María se entrega a esta experiencia como todo lo que hace y “la” hace en la vida: con toda su alma y jugándose el todo por el todo en lo que desea. Ella está “fuera del pentagrama”, y eso la ilumina, pero no permanece en margen, sino que es desde allí que se conecta con el otro. Si el otro la sigue, ella redobla la apuesta, se siente confortable y deja que el otro se sitúe en una zona donde las emociones fluyan naturalmente. Esto hizo que en la entrevista circule un espacio “entre dos” que se fue tejiendo entre ambas, lo cual fue muy placentero porque me pude instalar rápidamente allí donde María me requirió para analizarse. Tiene un sentido del humor que le permite reírse de lo que la sorprende de sí misma.

Sus años de análisis los ha atesorado tanto como sus años de actuación y además, se suma su nuevo rol de directora teatral de “Hermanas”. Así como Freud, luego de la muerte de su padre, y reconociendo que fue es el golpe más fuerte que puede recibir un ser humano, produce una de sus obras más importantes, “La interpretación de los sueños”, María está elaborando la representación con “Hermanas”. Aquello que signaba el vínculo con su propia hermana (y en la ficción, cuenta con la intervención de su madre como actriz), y a su vez, con la película “La otra piel”, se procesa el duelo de su lo que resta por elaborar del vínculo entre sus parejas y su relación con su padre, y por lo tanto, el cierre de este duelo. Es una actriz mágica justamente por su inteligencia emocional que es el motor para encarnar sus personajes. A través de ellos, logra procesar sus propios conflictos, dejando ser a sus personajes pero protagonizándolos desde sus tripas. Así va curando sus propias heridas.

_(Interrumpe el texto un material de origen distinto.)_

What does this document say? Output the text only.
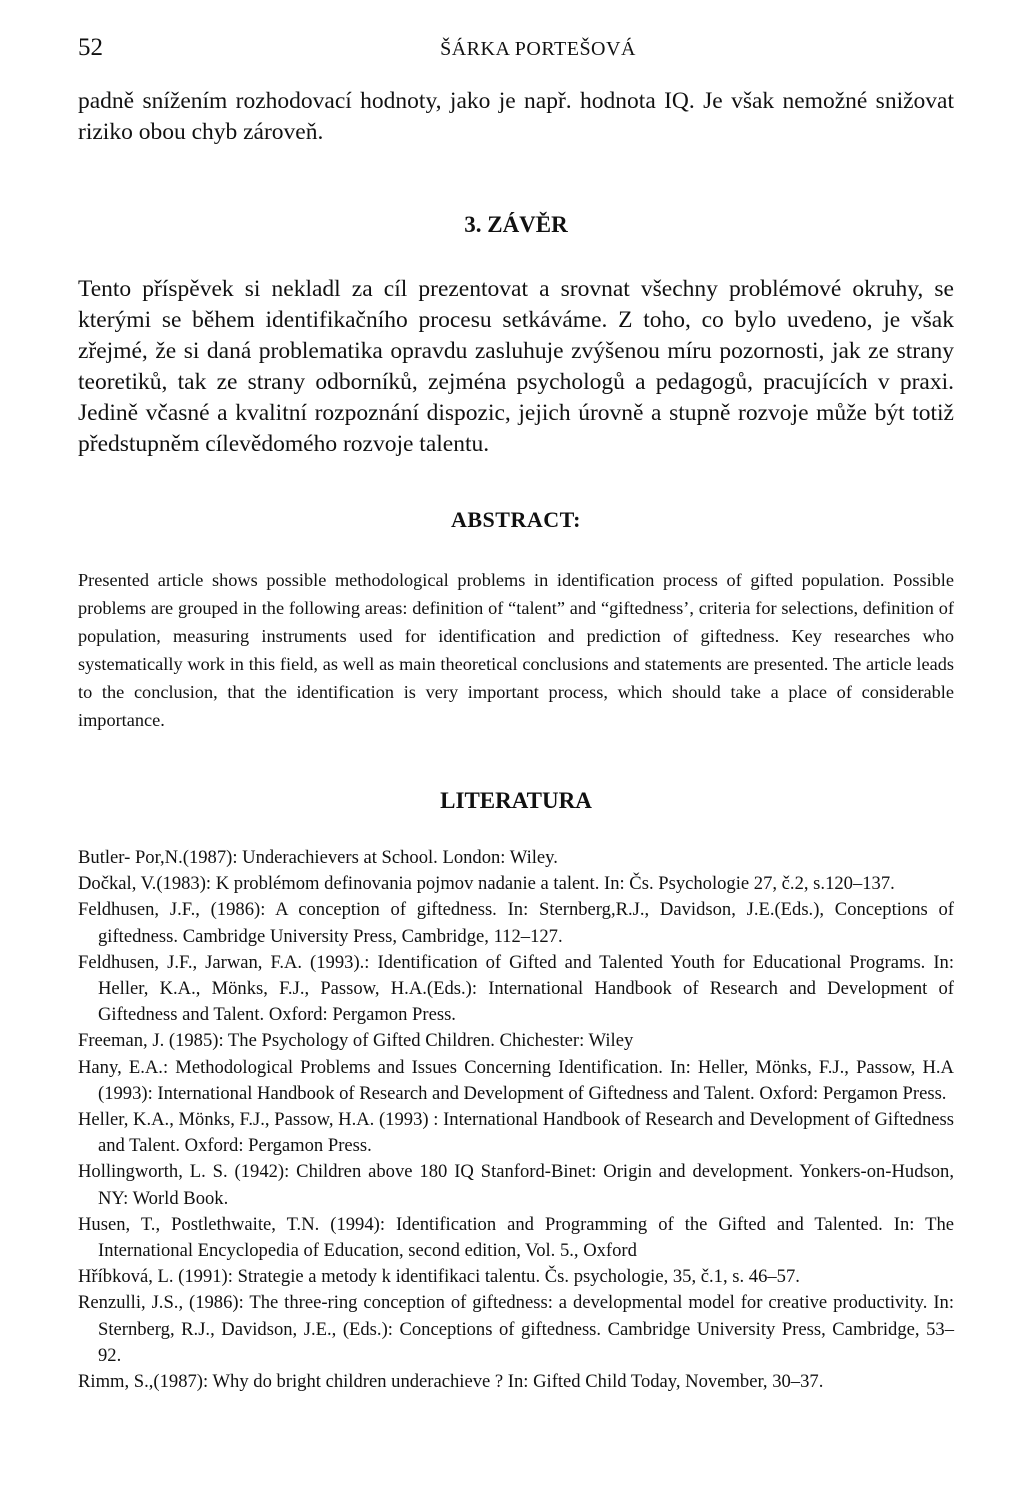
52	ŠÁRKA PORTEŠOVÁ

padně snížením rozhodovací hodnoty, jako je např. hodnota IQ. Je však nemožné snižovat riziko obou chyb zároveň.

3. ZÁVĚR

Tento příspěvek si nekladl za cíl prezentovat a srovnat všechny problémové okruhy, se kterými se během identifikačního procesu setkáváme. Z toho, co bylo uvedeno, je však zřejmé, že si daná problematika opravdu zasluhuje zvýšenou míru pozornosti, jak ze strany teoretiků, tak ze strany odborníků, zejména psychologů a pedagogů, pracujících v praxi. Jedině včasné a kvalitní rozpoznání dispozic, jejich úrovně a stupně rozvoje může být totiž předstupněm cílevědomého rozvoje talentu.

ABSTRACT:

Presented article shows possible methodological problems in identification process of gifted population. Possible problems are grouped in the following areas: definition of “talent” and “giftedness’, criteria for selections, definition of population, measuring instruments used for identification and prediction of giftedness. Key researches who systematically work in this field, as well as main theoretical conclusions and statements are presented. The article leads to the conclusion, that the identification is very important process, which should take a place of considerable importance.

LITERATURA
Butler- Por,N.(1987): Underachievers at School. London: Wiley.
Dočkal, V.(1983): K problémom definovania pojmov nadanie a talent. In: Čs. Psychologie 27, č.2, s.120–137.
Feldhusen, J.F., (1986): A conception of giftedness. In: Sternberg,R.J., Davidson, J.E.(Eds.), Conceptions of giftedness. Cambridge University Press, Cambridge, 112–127.
Feldhusen, J.F., Jarwan, F.A. (1993).: Identification of Gifted and Talented Youth for Educational Programs. In: Heller, K.A., Mönks, F.J., Passow, H.A.(Eds.): International Handbook of Research and Development of Giftedness and Talent. Oxford: Pergamon Press.
Freeman, J. (1985): The Psychology of Gifted Children. Chichester: Wiley
Hany, E.A.: Methodological Problems and Issues Concerning Identification. In: Heller, Mönks, F.J., Passow, H.A (1993): International Handbook of Research and Development of Giftedness and Talent. Oxford: Pergamon Press.
Heller, K.A., Mönks, F.J., Passow, H.A. (1993) : International Handbook of Research and Development of Giftedness and Talent. Oxford: Pergamon Press.
Hollingworth, L. S. (1942): Children above 180 IQ Stanford-Binet: Origin and development. Yonkers-on-Hudson, NY: World Book.
Husen, T., Postlethwaite, T.N. (1994): Identification and Programming of the Gifted and Talented. In: The International Encyclopedia of Education, second edition, Vol. 5., Oxford
Hříbková, L. (1991): Strategie a metody k identifikaci talentu. Čs. psychologie, 35, č.1, s. 46–57.
Renzulli, J.S., (1986): The three-ring conception of giftedness: a developmental model for creative productivity. In: Sternberg, R.J., Davidson, J.E., (Eds.): Conceptions of giftedness. Cambridge University Press, Cambridge, 53–92.
Rimm, S.,(1987): Why do bright children underachieve ? In: Gifted Child Today, November, 30–37.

En efecto,  “los azares” en su vida, ella sabe que no son tan azarosos, y la “casualidad” de que el nombre de su pareja y “El nombre del padre” (concepto de Lacan que nos sirve para metaforizar este vínculo), sean idénticos, nos posibilita un final de sesión que nos remita al principio de la sesión. María sabe que la otra piel se está construyendo en tanto se está re-inventando en su propia mirada con toda la dificultad que esto implica pero también con todo el crecimiento resultante. Es un momento muy interesante de su vida, una etapa bisagra y ella lo sabe, dónde está aprendiendo a amarse de otra manera a como fue amada y encasillada, lo que trae aparejado salirse de ese otro pentagrama y poder expandir su ser y sus posibilidades de amar, y seguir desplegando su creatividad y producciones artísticas que la hacen ser quien es más allá de los otros.